Yes he’s a little gloomy sometimes – and I like that! I get the biggest kick out of cool dudes’ tales of woe. Probably because they actually have tales to tell, unlike us bookish nerds, and they tell their tales hilariously. Somehow the cool suffering dudes know how to make you laugh. In this particular real-life story of mine, it also turns out they know how to write. That is what you call a blessing. I think last year’s trials and tribulations were necessary to open my eyes wide enough here in 2014 to see it. So thank you, 2013.
(But still, good riddance, 2013, you hurt a lot of people and so I can’t help but think of you as a necessary evil, and I don’t know many people who feel otherwise.)
Back to Stephen Dobyns – have you read this guy? He’s incredible! Such a unique style. I remember reading his novel The Church of Dead Girls back in the 90’s – I was pumped to write like that guy! Exactly like him! Of course I couldn’t, but that desire launched me forward, and I started off writing sorta like him, and then as the pages and days piled up, nothing at all like him, but by then, who cares?!? Stephen Dobyns had unleased the story in me. That is such a beautiful thing, that one writer does for another.
And I’m going to tell him so. This is new in 2014! Connections, connections, you have to make connections! That’s what all the how-to-be-a-(marketable)-writer bloggers tell you. Of course I knew they were right, but oh how it hurt trying, all year long in 2013, trying to connect with people I didn’t know….
…and then in 2014, it finally dawned on me: I should connect with people who I feel connected with! That might actually be fun! Which made me realize, I’ve never told the guy who inspired Java Man, the brilliant science writer Stephen Hall, just what he has meant to us. So I did, and next thing you know he has a copy of Java Man in his hands, and we’re calling him Steve.
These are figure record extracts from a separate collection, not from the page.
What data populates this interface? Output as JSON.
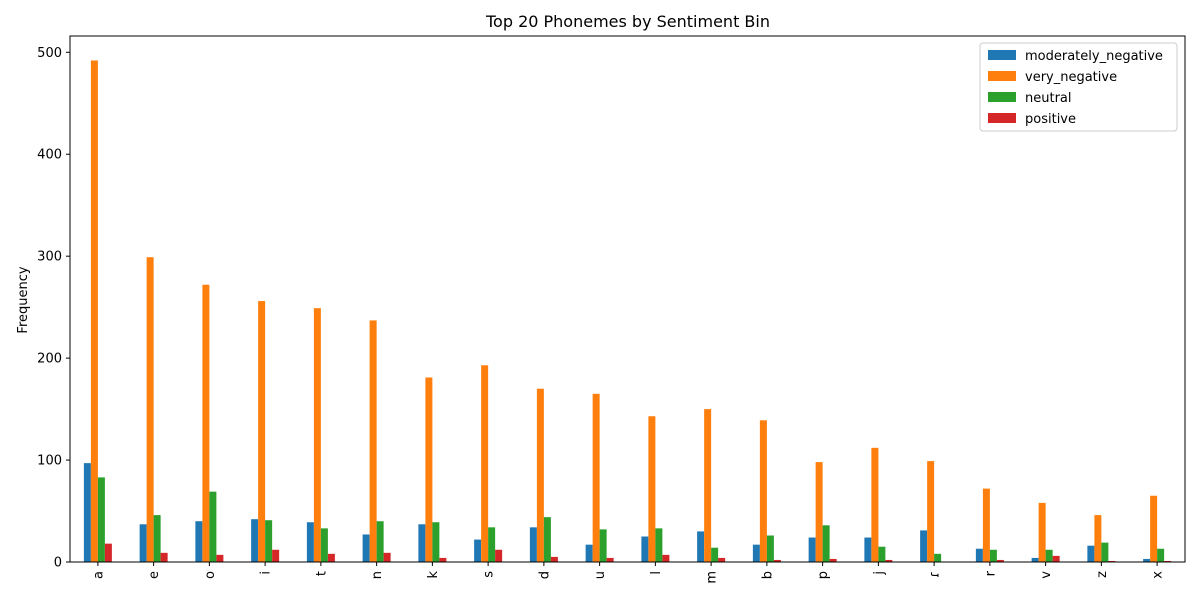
{
  "chart_data": {
    "type": "bar",
    "title": "Top 20 Phonemes by Sentiment Bin",
    "xlabel": "",
    "ylabel": "Frequency",
    "ylim": [
      0,
      516
    ],
    "yticks": [
      0,
      100,
      200,
      300,
      400,
      500
    ],
    "grid": false,
    "legend_position": "top-right",
    "categories": [
      "a",
      "e",
      "o",
      "i",
      "t",
      "n",
      "k",
      "s",
      "d",
      "u",
      "l",
      "m",
      "b",
      "p",
      "j",
      "ɾ",
      "r",
      "v",
      "z",
      "x"
    ],
    "series": [
      {
        "name": "moderately_negative",
        "color": "#1f77b4",
        "values": [
          97,
          37,
          40,
          42,
          39,
          27,
          37,
          22,
          34,
          17,
          25,
          30,
          17,
          24,
          24,
          31,
          13,
          4,
          16,
          3
        ]
      },
      {
        "name": "very_negative",
        "color": "#ff7f0e",
        "values": [
          492,
          299,
          272,
          256,
          249,
          237,
          181,
          193,
          170,
          165,
          143,
          150,
          139,
          98,
          112,
          99,
          72,
          58,
          46,
          65
        ]
      },
      {
        "name": "neutral",
        "color": "#2ca02c",
        "values": [
          83,
          46,
          69,
          41,
          33,
          40,
          39,
          34,
          44,
          32,
          33,
          14,
          26,
          36,
          15,
          8,
          12,
          12,
          19,
          13
        ]
      },
      {
        "name": "positive",
        "color": "#d62728",
        "values": [
          18,
          9,
          7,
          12,
          8,
          9,
          4,
          12,
          5,
          4,
          7,
          4,
          2,
          3,
          2,
          0,
          2,
          6,
          1,
          1
        ]
      }
    ]
  }
}
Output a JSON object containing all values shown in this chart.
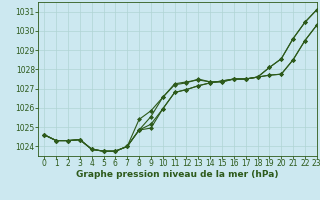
{
  "title": "Graphe pression niveau de la mer (hPa)",
  "background_color": "#cce8f0",
  "line_color": "#2d5a1b",
  "grid_color": "#b0d4d4",
  "xlim": [
    -0.5,
    23
  ],
  "ylim": [
    1023.5,
    1031.5
  ],
  "yticks": [
    1024,
    1025,
    1026,
    1027,
    1028,
    1029,
    1030,
    1031
  ],
  "xticks": [
    0,
    1,
    2,
    3,
    4,
    5,
    6,
    7,
    8,
    9,
    10,
    11,
    12,
    13,
    14,
    15,
    16,
    17,
    18,
    19,
    20,
    21,
    22,
    23
  ],
  "series": [
    [
      1024.6,
      1024.3,
      1024.3,
      1024.35,
      1023.85,
      1023.75,
      1023.75,
      1024.0,
      1024.85,
      1025.55,
      1026.55,
      1027.2,
      1027.3,
      1027.5,
      1027.35,
      1027.35,
      1027.5,
      1027.5,
      1027.6,
      1028.1,
      1028.55,
      1029.6,
      1030.45,
      1031.1
    ],
    [
      1024.6,
      1024.3,
      1024.3,
      1024.35,
      1023.85,
      1023.75,
      1023.75,
      1024.0,
      1025.4,
      1025.85,
      1026.55,
      1027.25,
      1027.35,
      1027.45,
      1027.35,
      1027.35,
      1027.5,
      1027.5,
      1027.6,
      1028.1,
      1028.55,
      1029.6,
      1030.45,
      1031.1
    ],
    [
      1024.6,
      1024.3,
      1024.3,
      1024.35,
      1023.85,
      1023.75,
      1023.75,
      1024.0,
      1024.85,
      1025.15,
      1025.95,
      1026.8,
      1026.95,
      1027.15,
      1027.3,
      1027.4,
      1027.5,
      1027.5,
      1027.6,
      1027.7,
      1027.75,
      1028.5,
      1029.5,
      1030.3
    ],
    [
      1024.6,
      1024.3,
      1024.3,
      1024.35,
      1023.85,
      1023.75,
      1023.75,
      1024.0,
      1024.85,
      1024.95,
      1025.95,
      1026.8,
      1026.95,
      1027.15,
      1027.3,
      1027.4,
      1027.5,
      1027.5,
      1027.6,
      1027.7,
      1027.75,
      1028.5,
      1029.5,
      1030.3
    ]
  ],
  "marker": "D",
  "markersize": 2.0,
  "linewidth": 0.8,
  "tick_fontsize": 5.5,
  "title_fontsize": 6.5
}
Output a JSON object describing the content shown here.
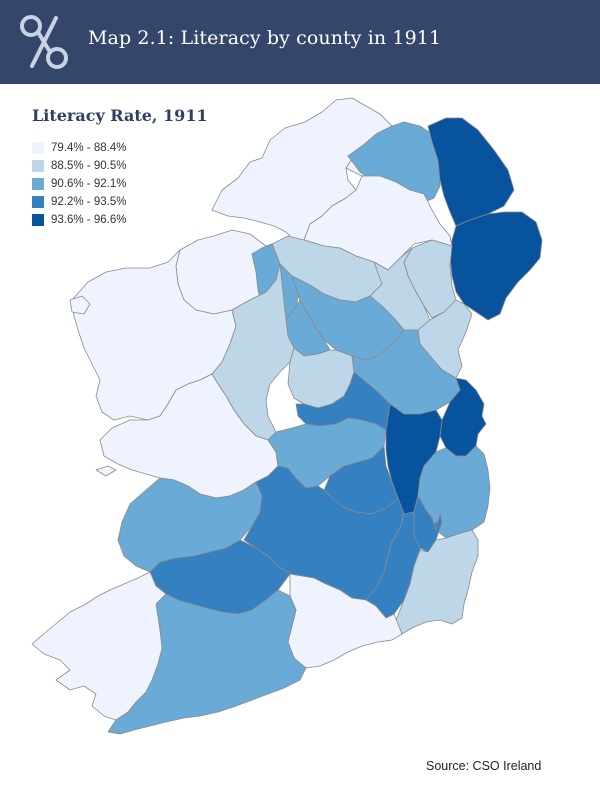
{
  "header": {
    "title": "Map 2.1: Literacy by county in 1911",
    "logo_icon": "scissors-loop-logo-icon",
    "background": "#34466a"
  },
  "legend": {
    "title": "Literacy Rate, 1911",
    "items": [
      {
        "label": "79.4% - 88.4%",
        "color": "#eef3fd"
      },
      {
        "label": "88.5% - 90.5%",
        "color": "#bdd6e8"
      },
      {
        "label": "90.6% - 92.1%",
        "color": "#6aaad6"
      },
      {
        "label": "92.2% - 93.5%",
        "color": "#3580c0"
      },
      {
        "label": "93.6% - 96.6%",
        "color": "#08539e"
      }
    ]
  },
  "source": "Source:  CSO Ireland"
}
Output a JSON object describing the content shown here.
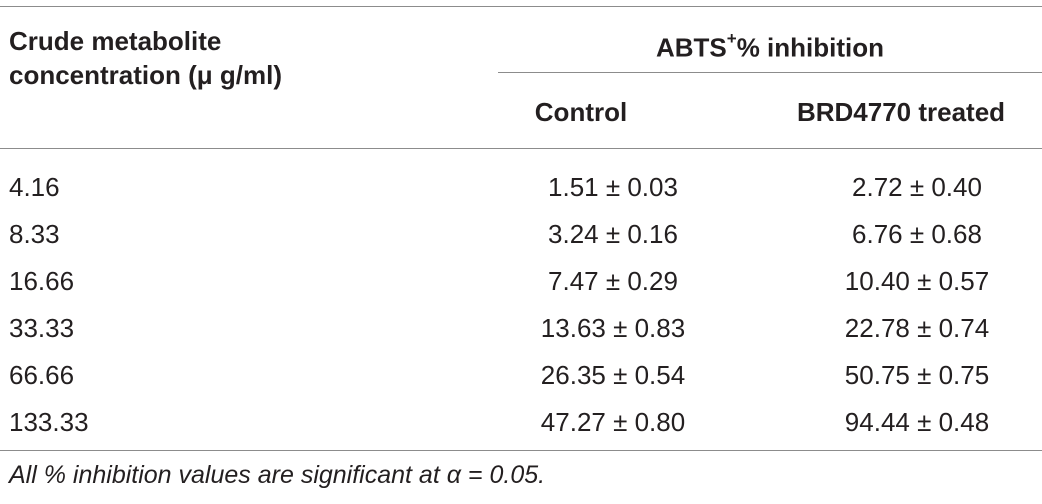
{
  "table": {
    "header": {
      "col0_line1": "Crude metabolite",
      "col0_line2": "concentration (μ g/ml)",
      "group_prefix": "ABTS",
      "group_sup": "+",
      "group_suffix": "% inhibition",
      "col1": "Control",
      "col2": "BRD4770 treated"
    },
    "rows": [
      {
        "concentration": "4.16",
        "control": "1.51 ± 0.03",
        "treated": "2.72 ± 0.40"
      },
      {
        "concentration": "8.33",
        "control": "3.24 ± 0.16",
        "treated": "6.76 ± 0.68"
      },
      {
        "concentration": "16.66",
        "control": "7.47 ± 0.29",
        "treated": "10.40 ± 0.57"
      },
      {
        "concentration": "33.33",
        "control": "13.63 ± 0.83",
        "treated": "22.78 ± 0.74"
      },
      {
        "concentration": "66.66",
        "control": "26.35 ± 0.54",
        "treated": "50.75 ± 0.75"
      },
      {
        "concentration": "133.33",
        "control": "47.27 ± 0.80",
        "treated": "94.44 ± 0.48"
      }
    ],
    "footnote": "All % inhibition values are significant at α = 0.05."
  }
}
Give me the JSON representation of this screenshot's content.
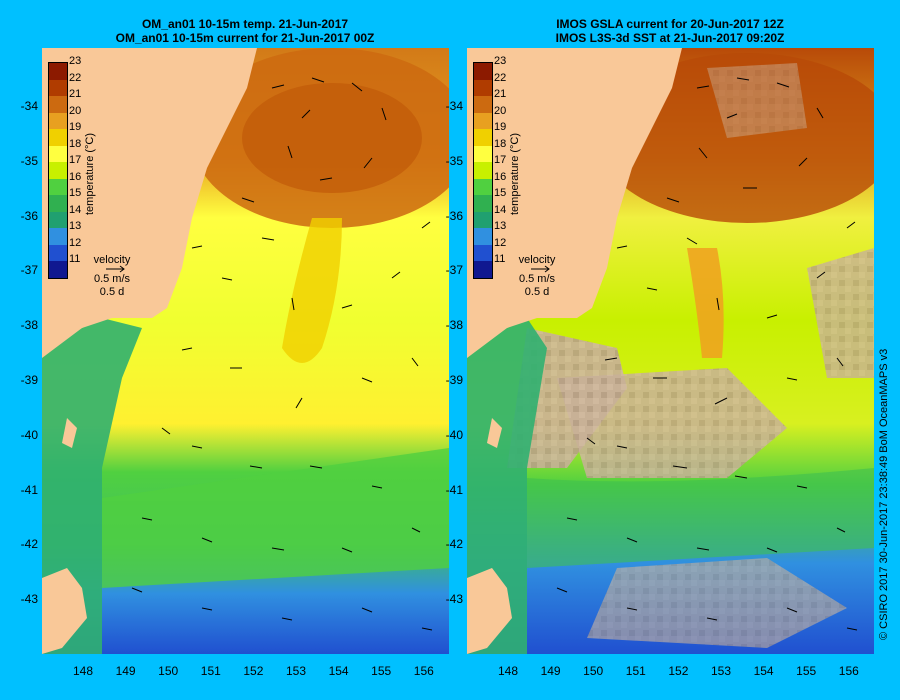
{
  "left_panel": {
    "title_line1": "OM_an01 10-15m temp. 21-Jun-2017",
    "title_line2": "OM_an01 10-15m current for 21-Jun-2017 00Z"
  },
  "right_panel": {
    "title_line1": "IMOS GSLA current for 20-Jun-2017 12Z",
    "title_line2": "IMOS L3S-3d SST at 21-Jun-2017 09:20Z"
  },
  "axes": {
    "lat_ticks": [
      "-34",
      "-35",
      "-36",
      "-37",
      "-38",
      "-39",
      "-40",
      "-41",
      "-42",
      "-43"
    ],
    "lon_ticks": [
      "148",
      "149",
      "150",
      "151",
      "152",
      "153",
      "154",
      "155",
      "156"
    ]
  },
  "colorbar": {
    "title": "temperature (°C)",
    "levels": [
      "23",
      "22",
      "21",
      "20",
      "19",
      "18",
      "17",
      "16",
      "15",
      "14",
      "13",
      "12",
      "11"
    ],
    "colors": [
      "#8c1a00",
      "#b03c00",
      "#cc6a10",
      "#e8a020",
      "#f0d000",
      "#ffff40",
      "#c8f000",
      "#50d040",
      "#30b050",
      "#20a070",
      "#3090e0",
      "#2050d0",
      "#101890"
    ]
  },
  "velocity_key": {
    "label": "velocity",
    "speed": "0.5 m/s",
    "time": "0.5 d"
  },
  "credit": "© CSIRO 2017  30-Jun-2017 23:38:49 BoM OceanMAPS v3",
  "colors": {
    "land": "#f9c898",
    "background": "#00c0ff"
  }
}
And regardless what happens from there, the world just feels a little better having corresponded with this gentleman.
And so Stephen Dobyns is also going to receive an e-mail from Harris Gray, telling him how much we admire him, and how a passage in The Burn Palace, about this nerdy bookish kid wanting to be a vampire when he grew up, because “Have you ever seen a nervous vampire?”, how it made us think that he might get a kick out of a story about, yes, a nervous vampire who didn’t have the self-confidence to bite someone. And then maybe he’ll let us send him a copy of Vampire Vic, and who knows, maybe that will lead to a mention to someone else who we’d enjoy being connected with, and so on and so on, in the magical way that connections often work.
Finally, did you know my writing partner loved Lorraine Hansberry? I didn’t. Likewise he didn’t know that a few weeks back I stumbled across Sidney Poitier on a movie classics channel, that I paused for a moment (with finger on the Channel-Up button) to enjoy the master, and ended up spending two hours falling in love with A Raisin in the Sun. Incredible writing feeding stellar performances. Until now, 2014, I had no idea who Lorraine Hansberry was. Thanks to my partner (and Mr. Poitier), that problem has now been rectified. Makes me excited to taste more of those grapes he bottled these past fifteen years.
Ruth McCleerey said:
Optimism is great, but knowledge of one’s ability is the answer to all, especially bringing your story to life for all. Was worried at the beginning of your comments, but realized that you were not just telling your story, but you drawing us (your readers) into your web. Keep writing, and we will be there for you.